ビデオ処理性能を計測する「UL Procyon Photo Editing Benchmark」でもパフォーマンス的にはミドルレンジクラスのデスクトップPCとほぼ同等。またプリセットの違いによる性能差は約2%に留まり、動画のエンコードでは「究極のパフォーマンス」を選択する必要はない。
Intel OpenVINOによるAI推論性能もチェックしておこう。今回はデバイスにNPU、GPU(Intel Arc Graphics)、CPUの3つを選択しているが、最も高性能だったのはGPUで、その後にNPU、CPUが並ぶ結果になった。ただしシステムの消費電力を計測したところ、GPUやCPU使用時はいずれも80W前後まで上昇するのに対して、NPU使用時は35W前後までしか上がらず電力効率は極めて高い。電力効率を重視する場合はNPUを、処理時間を追求する場合はGPUを選択するといいだろう。

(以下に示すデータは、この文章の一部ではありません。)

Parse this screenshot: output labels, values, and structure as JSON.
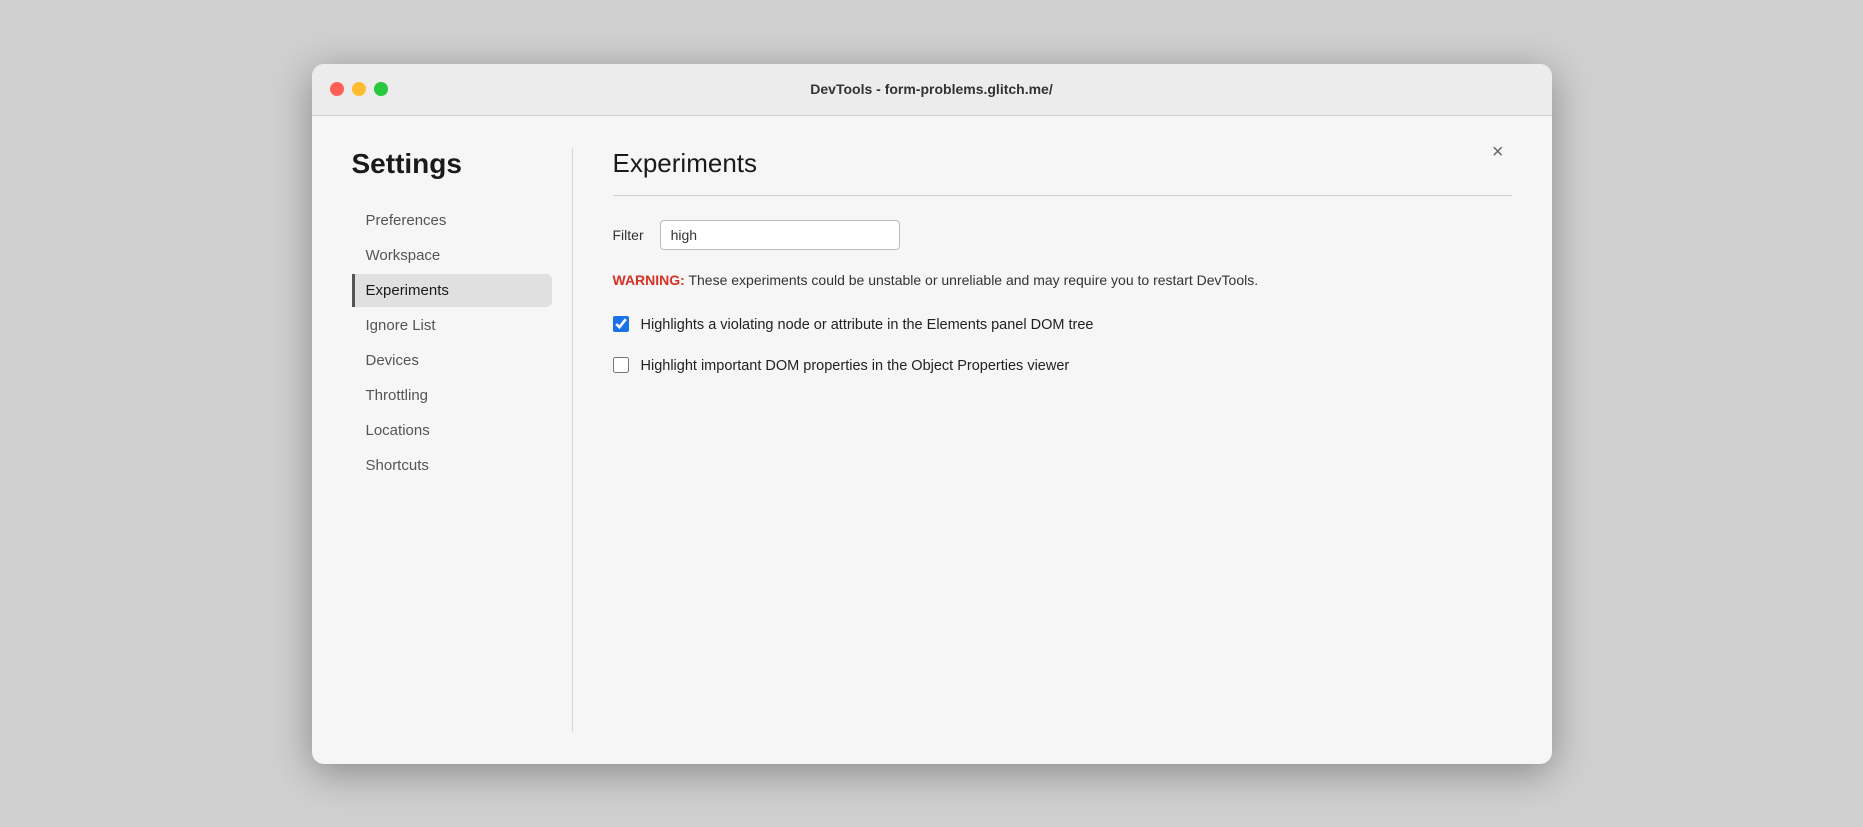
{
  "window": {
    "title": "DevTools - form-problems.glitch.me/"
  },
  "sidebar": {
    "heading": "Settings",
    "items": [
      {
        "id": "preferences",
        "label": "Preferences",
        "active": false
      },
      {
        "id": "workspace",
        "label": "Workspace",
        "active": false
      },
      {
        "id": "experiments",
        "label": "Experiments",
        "active": true
      },
      {
        "id": "ignore-list",
        "label": "Ignore List",
        "active": false
      },
      {
        "id": "devices",
        "label": "Devices",
        "active": false
      },
      {
        "id": "throttling",
        "label": "Throttling",
        "active": false
      },
      {
        "id": "locations",
        "label": "Locations",
        "active": false
      },
      {
        "id": "shortcuts",
        "label": "Shortcuts",
        "active": false
      }
    ]
  },
  "main": {
    "section_title": "Experiments",
    "close_label": "×",
    "filter": {
      "label": "Filter",
      "value": "high",
      "placeholder": ""
    },
    "warning": {
      "prefix": "WARNING:",
      "text": " These experiments could be unstable or unreliable and may require you to restart DevTools."
    },
    "experiments": [
      {
        "id": "exp1",
        "label": "Highlights a violating node or attribute in the Elements panel DOM tree",
        "checked": true
      },
      {
        "id": "exp2",
        "label": "Highlight important DOM properties in the Object Properties viewer",
        "checked": false
      }
    ]
  },
  "traffic_lights": {
    "close_title": "Close",
    "minimize_title": "Minimize",
    "maximize_title": "Maximize"
  }
}
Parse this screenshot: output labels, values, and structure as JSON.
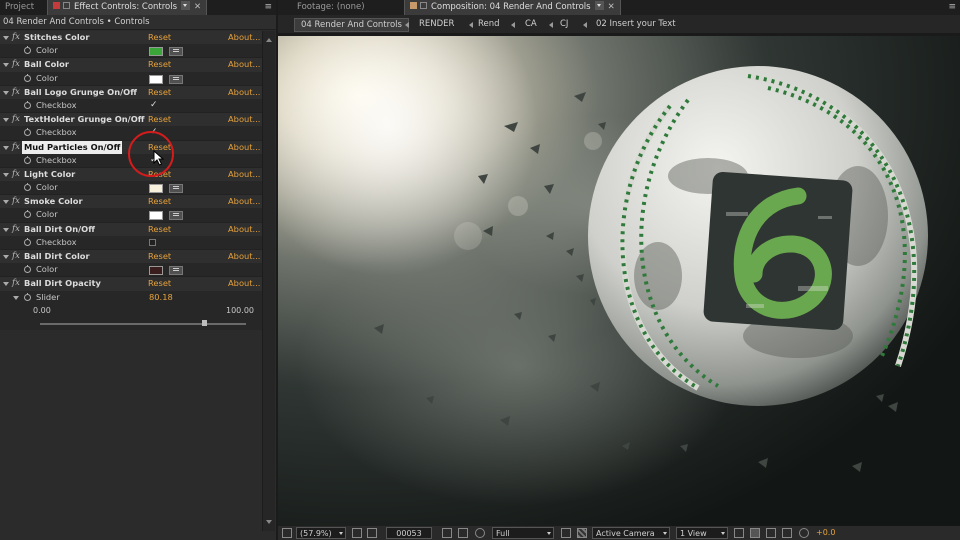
{
  "left_panel": {
    "tabs": {
      "project": "Project",
      "effect_controls": "Effect Controls: Controls"
    },
    "menu_glyph": "≡",
    "breadcrumb": "04 Render And Controls • Controls",
    "effects": [
      {
        "name": "Stitches Color",
        "reset": "Reset",
        "about": "About...",
        "prop": "Color",
        "kind": "color",
        "color": "#3aa63a"
      },
      {
        "name": "Ball Color",
        "reset": "Reset",
        "about": "About...",
        "prop": "Color",
        "kind": "color",
        "color": "#ffffff"
      },
      {
        "name": "Ball Logo Grunge On/Off",
        "reset": "Reset",
        "about": "About...",
        "prop": "Checkbox",
        "kind": "check",
        "checked": true
      },
      {
        "name": "TextHolder Grunge On/Off",
        "reset": "Reset",
        "about": "About...",
        "prop": "Checkbox",
        "kind": "check",
        "checked": true
      },
      {
        "name": "Mud Particles On/Off",
        "reset": "Reset",
        "about": "About...",
        "prop": "Checkbox",
        "kind": "check",
        "checked": true,
        "selected": true
      },
      {
        "name": "Light Color",
        "reset": "Reset",
        "about": "About...",
        "prop": "Color",
        "kind": "color",
        "color": "#f6f0dc"
      },
      {
        "name": "Smoke Color",
        "reset": "Reset",
        "about": "About...",
        "prop": "Color",
        "kind": "color",
        "color": "#ffffff"
      },
      {
        "name": "Ball Dirt On/Off",
        "reset": "Reset",
        "about": "About...",
        "prop": "Checkbox",
        "kind": "check",
        "checked": false
      },
      {
        "name": "Ball Dirt Color",
        "reset": "Reset",
        "about": "About...",
        "prop": "Color",
        "kind": "color",
        "color": "#3a1e1e"
      },
      {
        "name": "Ball Dirt Opacity",
        "reset": "Reset",
        "about": "About...",
        "prop": "Slider",
        "kind": "slider",
        "value": "80.18",
        "min": "0.00",
        "max": "100.00",
        "fraction": 0.8018
      }
    ]
  },
  "comp_panel": {
    "tabs": {
      "footage": "Footage: (none)",
      "composition": "Composition: 04 Render And Controls"
    },
    "breadcrumbs": [
      "04 Render And Controls",
      "RENDER",
      "Rend",
      "CA",
      "CJ",
      "02 Insert your Text"
    ],
    "bottom_bar": {
      "zoom": "(57.9%)",
      "timecode": "00053",
      "resolution": "Full",
      "camera": "Active Camera",
      "views": "1 View",
      "exposure": "+0.0"
    }
  },
  "colors": {
    "accent_orange": "#e6a23a",
    "cursor_ring": "#d31c1c",
    "stitch_green": "#2f7a3a",
    "logo_green": "#6aa84f"
  }
}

NPU選択時はタスク マネージャーでもNPUが動作している様子が確認できた。ちなみに使用率はおおよそ50~60%だった |
また「MSI AI Engine」と「究極のパフォーマンス」の比較では、GPU使用時は全くスコアが変わらなかったが、NPU使用時は約5%、CPU使用時は約13%と大きな差がついた。
MSIが第13世代Intel Coreプロセッサ以降のCPUとNVIDIA GeForce RTX 4050以降のGPUを搭載したノートPCに提供している、AI画像生成ユーティリティ「AI Artist」のパフォーマンスもチェックしておこう。今回は「Optimizer」に“TensorRT”、「Plugin」に“All MSI”、「Quantity」を“16”に設定し、それ以外は標準設定のままでテキストから画像の生成を行った。なお処理時間は5回計測し、最大値と最小値を除いた3回分の平均値をスコアとして採用している。
元々スコアにブレが大きいAIによる画像生成だが、差は1%未満に留まり、プロファイルによるパフォーマンスの違いはなかった。ちなみに「AI Artist」は一度インストールが完了すればオフラインでも利用可能。さらに面倒な初期設定も不要なため、生成系AIに興味があるならぜひ試してみて欲しい。